Uber hat bereits angekündigt, Überschneidungen zu reduzieren, ob das reicht, entscheiden Brüssel und nationale Behörden. Der Deal zeigt: Die Konsolidierung im Liefermarkt beschleunigt sich. Kleinere Anbieter geraten unter Druck, Plattformen kämpfen um globale Dominanz. Für Verbraucher könnte das weniger Auswahl und höhere Preisen bedeuten.

Business Punk Check

Uber kauft sich mit Delivery Hero Zugang zu Wachstumsmärkten, die dem Konzern bisher verschlossen waren. Kluger Schachzug – aber nur, wenn die Kartellbehörden mitspielen. Die Versprechen zur Standortsicherung laufen nach drei Jahren aus, die Zwei-Milliarden-Investition verteilt sich über fünf Jahre. Das sind Beruhigungspillen, keine Garantien. Interessanter ist die strategische Frage: Kann Uber die lokalen Marken von Delivery Hero halten, oder wird daraus eine globale Einheitsplattform?

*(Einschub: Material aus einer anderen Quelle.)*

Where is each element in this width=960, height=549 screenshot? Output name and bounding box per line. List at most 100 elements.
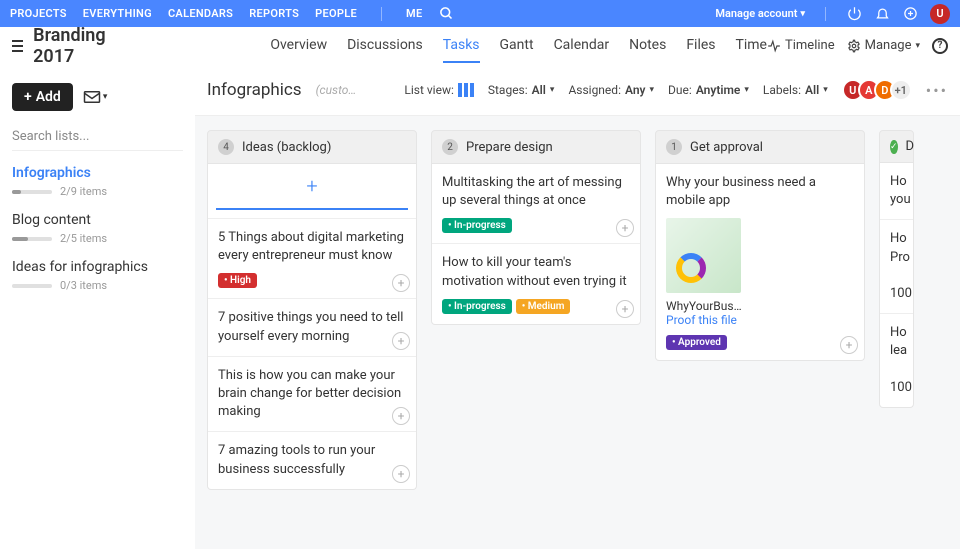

Die Stärke von Delivery Hero lag in der regionalen Verankerung. Uber Eats ist eine US-Marke mit globaler Expansion. Wer hier die kulturelle Integration vermasselt, verbrennt Milliarden. Für Gründer und Investoren bleibt die Lektion: Wer früh in Schwellenländer geht und dort Marktführer wird, macht sich zum Übernahmeziel. Delivery Hero hat Deutschland aufgegeben und in Asien gewonnen – jetzt zahlt Uber dafür. Die Frage ist nur: Wird aus dem Deal ein globaler Champion oder ein kartellrechtlicher Albtraum?